Une partie de ces immeubles a été donnée à bail à la société [D] par Madame [I] [Y] le 2 janvier 2004 agissant tant en son nom personnel qu'en tant que mandataire de la succession, en vertu d'un mandat notarié du 1er juillet 1989, sur les immeubles suivants :

- un immeuble à usage commercial sis 512 rue du Blanc Seau et angle de la rue Loridant à Tourcoing ;

- un immeuble à usage commercial sis 140 rue du Pont de Neuville à Tourcoing ;

- un immeuble à usage commercial sis 470, rue de Tourcoing à Mouvaux (siège de la marbrerie à savoir : un magasin, les ateliers situés derrière le magasin et les bureaux ainsi que la parcelle de terrain front à la rue de Tourcoing, le droit de passage sur une largeur approximative de 10m et sur une longueur de 56,50 m, une parcelle de terrain située rue de Tourcoing).

Ces trois baux sont venus à expiration le 31 décembre 2012 et se sont poursuivis par tacite prolongation. Puis ils ont fait l'objet d'avenants datés du 3 décembre 2013 enregistrés le 9 décembre 2013, portant la signature de Madame [I] [Y] qui ont apporté des modifications concernant notamment la charge des grosses réparations, certaines conditions d'exploitation et les surfaces données à bail.

Des différends sont apparus entre les héritiers s'agissant notamment de l'évaluation des biens immobiliers de la succession, puis de leur condition d'occupation.

C'est dans ces circonstances et invoquant être dans l'impossibilité d'aboutir à un partage amiable que Monsieur [A] [D], Madame [R] [D], Monsieur [J] [D], Madame [K] [D], Monsieur [L] [D], Monsieur [C] [D] et Madame [I] [D] ont introduit une première instance devant le tribunal de grande instance de Lille le 8 juin 2017 afin notamment de voir ordonner le partage judiciaire de la communauté et de la succession de leurs parents, M. [W] [D] et Mme [I] [Y] veuve [D].

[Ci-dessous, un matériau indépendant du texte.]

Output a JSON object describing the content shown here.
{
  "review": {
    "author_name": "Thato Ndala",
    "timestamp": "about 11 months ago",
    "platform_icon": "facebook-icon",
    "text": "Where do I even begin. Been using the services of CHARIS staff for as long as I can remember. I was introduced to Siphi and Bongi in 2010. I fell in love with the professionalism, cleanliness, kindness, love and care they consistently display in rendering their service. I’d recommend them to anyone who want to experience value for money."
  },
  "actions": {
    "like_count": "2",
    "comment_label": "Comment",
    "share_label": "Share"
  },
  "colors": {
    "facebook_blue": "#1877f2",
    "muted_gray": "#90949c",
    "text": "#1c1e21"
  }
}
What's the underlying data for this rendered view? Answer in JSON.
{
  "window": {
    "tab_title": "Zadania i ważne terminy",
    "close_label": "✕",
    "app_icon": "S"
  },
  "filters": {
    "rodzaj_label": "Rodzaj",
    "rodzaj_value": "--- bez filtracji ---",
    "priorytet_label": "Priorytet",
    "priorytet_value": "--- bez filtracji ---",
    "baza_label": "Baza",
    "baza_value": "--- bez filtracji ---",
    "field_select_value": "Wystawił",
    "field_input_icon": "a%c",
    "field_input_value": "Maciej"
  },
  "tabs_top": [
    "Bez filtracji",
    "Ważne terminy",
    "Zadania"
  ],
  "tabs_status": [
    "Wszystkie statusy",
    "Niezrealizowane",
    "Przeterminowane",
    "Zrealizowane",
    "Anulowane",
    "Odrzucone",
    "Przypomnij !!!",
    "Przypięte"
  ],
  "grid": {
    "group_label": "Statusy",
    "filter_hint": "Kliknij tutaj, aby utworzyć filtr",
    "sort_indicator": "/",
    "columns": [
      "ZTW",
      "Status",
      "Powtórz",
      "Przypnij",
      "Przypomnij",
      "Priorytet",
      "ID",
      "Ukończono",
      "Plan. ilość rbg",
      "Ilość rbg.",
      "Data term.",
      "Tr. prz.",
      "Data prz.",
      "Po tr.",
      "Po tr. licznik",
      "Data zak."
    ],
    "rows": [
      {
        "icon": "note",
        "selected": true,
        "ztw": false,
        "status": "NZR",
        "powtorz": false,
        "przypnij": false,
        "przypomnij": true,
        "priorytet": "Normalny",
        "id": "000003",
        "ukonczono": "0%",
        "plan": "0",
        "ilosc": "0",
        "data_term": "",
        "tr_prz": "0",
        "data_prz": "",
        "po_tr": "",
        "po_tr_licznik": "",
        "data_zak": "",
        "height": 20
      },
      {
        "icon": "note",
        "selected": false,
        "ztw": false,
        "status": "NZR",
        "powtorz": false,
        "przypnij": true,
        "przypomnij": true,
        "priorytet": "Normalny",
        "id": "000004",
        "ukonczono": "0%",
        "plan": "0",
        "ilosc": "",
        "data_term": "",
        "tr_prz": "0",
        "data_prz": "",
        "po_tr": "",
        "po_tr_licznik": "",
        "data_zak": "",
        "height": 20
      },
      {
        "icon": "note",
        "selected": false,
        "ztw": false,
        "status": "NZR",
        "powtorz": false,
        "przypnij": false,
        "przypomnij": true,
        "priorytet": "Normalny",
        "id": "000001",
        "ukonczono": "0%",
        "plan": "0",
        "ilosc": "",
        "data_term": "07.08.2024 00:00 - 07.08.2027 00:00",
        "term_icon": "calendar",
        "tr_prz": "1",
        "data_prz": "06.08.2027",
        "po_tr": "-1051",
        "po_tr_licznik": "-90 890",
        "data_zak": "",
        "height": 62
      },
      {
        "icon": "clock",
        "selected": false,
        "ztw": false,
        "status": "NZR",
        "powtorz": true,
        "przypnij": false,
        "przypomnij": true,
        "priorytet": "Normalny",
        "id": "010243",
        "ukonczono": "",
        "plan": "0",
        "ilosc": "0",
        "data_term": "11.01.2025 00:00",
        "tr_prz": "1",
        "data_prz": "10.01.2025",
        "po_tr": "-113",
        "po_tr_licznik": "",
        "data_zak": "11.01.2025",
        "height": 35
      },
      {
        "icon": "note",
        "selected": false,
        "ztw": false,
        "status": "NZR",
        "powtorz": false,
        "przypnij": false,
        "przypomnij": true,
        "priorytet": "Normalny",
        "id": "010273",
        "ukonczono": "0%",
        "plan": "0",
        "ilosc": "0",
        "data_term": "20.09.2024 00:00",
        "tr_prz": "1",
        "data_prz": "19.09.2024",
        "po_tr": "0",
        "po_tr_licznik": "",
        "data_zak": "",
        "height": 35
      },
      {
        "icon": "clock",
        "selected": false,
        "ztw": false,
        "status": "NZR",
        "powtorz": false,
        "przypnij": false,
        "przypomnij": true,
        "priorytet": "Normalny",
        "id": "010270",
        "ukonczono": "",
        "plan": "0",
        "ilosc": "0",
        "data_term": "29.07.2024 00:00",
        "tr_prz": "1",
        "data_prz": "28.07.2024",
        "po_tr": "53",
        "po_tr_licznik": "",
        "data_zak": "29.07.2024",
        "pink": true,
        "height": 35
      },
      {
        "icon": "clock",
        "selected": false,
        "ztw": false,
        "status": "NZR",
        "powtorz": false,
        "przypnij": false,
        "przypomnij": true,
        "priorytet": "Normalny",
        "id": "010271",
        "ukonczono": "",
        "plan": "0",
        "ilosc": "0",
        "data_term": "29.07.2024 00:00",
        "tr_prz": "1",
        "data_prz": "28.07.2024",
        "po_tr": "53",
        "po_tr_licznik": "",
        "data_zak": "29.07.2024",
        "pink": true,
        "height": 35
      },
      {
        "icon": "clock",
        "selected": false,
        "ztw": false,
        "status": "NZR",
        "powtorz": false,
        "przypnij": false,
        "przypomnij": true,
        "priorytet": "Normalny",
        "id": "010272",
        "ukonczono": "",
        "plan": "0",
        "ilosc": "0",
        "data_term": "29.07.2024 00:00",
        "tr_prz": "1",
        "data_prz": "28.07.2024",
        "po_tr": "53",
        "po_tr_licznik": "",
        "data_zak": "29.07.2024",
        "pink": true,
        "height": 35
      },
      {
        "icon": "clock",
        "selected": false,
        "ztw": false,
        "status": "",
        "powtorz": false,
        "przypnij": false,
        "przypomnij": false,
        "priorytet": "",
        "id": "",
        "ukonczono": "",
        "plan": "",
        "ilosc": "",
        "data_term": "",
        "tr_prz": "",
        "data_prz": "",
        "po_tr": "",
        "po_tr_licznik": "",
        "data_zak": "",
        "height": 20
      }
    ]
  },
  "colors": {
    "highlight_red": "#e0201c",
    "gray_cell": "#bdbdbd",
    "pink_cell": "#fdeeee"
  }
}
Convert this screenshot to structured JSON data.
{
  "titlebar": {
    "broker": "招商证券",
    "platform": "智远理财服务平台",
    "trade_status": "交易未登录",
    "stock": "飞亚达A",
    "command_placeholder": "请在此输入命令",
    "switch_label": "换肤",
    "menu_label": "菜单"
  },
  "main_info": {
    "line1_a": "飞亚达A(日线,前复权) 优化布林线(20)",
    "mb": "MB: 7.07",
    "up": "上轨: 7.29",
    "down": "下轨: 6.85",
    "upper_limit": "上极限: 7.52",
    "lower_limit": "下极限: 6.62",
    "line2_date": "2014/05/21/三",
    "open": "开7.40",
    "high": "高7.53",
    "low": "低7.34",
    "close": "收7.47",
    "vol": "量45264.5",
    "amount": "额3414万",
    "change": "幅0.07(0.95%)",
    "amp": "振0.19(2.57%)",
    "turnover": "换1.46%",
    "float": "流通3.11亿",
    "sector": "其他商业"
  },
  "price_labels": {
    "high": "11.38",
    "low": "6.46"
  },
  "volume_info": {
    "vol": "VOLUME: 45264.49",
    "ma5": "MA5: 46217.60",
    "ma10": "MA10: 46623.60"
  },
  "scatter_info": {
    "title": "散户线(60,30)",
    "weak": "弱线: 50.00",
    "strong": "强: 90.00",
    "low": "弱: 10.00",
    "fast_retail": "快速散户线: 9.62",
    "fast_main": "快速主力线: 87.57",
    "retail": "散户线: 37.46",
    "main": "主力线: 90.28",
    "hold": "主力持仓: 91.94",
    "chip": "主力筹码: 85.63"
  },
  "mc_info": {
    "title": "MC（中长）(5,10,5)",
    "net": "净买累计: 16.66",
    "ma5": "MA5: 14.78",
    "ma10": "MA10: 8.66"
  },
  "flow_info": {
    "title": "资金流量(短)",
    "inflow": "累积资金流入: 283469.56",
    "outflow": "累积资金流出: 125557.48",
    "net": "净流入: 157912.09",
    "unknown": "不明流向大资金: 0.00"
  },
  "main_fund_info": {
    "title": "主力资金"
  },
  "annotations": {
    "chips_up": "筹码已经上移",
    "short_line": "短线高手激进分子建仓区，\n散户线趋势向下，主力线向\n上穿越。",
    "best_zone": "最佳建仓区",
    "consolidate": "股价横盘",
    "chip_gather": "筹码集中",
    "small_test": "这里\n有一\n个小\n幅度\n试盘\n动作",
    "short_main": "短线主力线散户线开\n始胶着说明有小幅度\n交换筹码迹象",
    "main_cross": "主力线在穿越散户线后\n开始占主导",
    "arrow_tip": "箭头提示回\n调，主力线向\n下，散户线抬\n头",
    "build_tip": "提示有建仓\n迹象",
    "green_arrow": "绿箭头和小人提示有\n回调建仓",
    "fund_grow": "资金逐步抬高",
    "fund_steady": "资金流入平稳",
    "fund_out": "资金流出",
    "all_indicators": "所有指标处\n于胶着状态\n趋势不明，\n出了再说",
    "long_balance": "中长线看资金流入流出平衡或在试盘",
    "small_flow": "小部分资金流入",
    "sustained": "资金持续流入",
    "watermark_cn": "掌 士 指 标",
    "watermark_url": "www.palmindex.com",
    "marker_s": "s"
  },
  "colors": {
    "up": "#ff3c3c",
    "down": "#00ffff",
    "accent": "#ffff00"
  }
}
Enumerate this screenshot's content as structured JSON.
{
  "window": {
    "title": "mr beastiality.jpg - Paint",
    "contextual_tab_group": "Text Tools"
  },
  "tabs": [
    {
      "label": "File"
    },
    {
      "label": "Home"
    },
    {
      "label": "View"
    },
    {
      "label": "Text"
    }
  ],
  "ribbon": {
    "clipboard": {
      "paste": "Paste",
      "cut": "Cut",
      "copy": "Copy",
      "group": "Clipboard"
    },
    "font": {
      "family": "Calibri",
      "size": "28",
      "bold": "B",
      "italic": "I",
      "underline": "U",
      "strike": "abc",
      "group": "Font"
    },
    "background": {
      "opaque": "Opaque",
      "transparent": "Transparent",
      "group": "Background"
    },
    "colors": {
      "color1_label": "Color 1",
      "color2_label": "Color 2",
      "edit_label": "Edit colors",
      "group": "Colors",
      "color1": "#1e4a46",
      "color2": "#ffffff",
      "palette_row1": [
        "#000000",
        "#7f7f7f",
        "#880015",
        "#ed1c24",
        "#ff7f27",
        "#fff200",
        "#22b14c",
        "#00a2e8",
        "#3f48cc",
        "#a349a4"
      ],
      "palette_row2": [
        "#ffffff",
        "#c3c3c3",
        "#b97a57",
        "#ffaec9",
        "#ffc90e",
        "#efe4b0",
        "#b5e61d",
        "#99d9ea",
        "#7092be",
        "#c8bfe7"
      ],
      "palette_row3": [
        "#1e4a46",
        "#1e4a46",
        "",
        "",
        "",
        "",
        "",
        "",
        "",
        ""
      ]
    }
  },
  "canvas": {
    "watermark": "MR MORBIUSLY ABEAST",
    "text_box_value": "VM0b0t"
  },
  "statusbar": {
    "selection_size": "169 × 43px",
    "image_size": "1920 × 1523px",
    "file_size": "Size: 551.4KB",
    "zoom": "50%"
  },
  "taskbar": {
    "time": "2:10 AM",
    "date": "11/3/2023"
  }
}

Par ordonnance en date du 30 avril 2018, le juge de la mise en état a ordonné une expertise immobilière afin de voir évaluer les immeubles dépendant de la succession et une expertise graphologique afin d'établir si Mme [I] [Y] veuve [D] était l'auteur des mentions manuscrites figurant sur les avenants de baux commerciaux datés des 3 décembre 2012.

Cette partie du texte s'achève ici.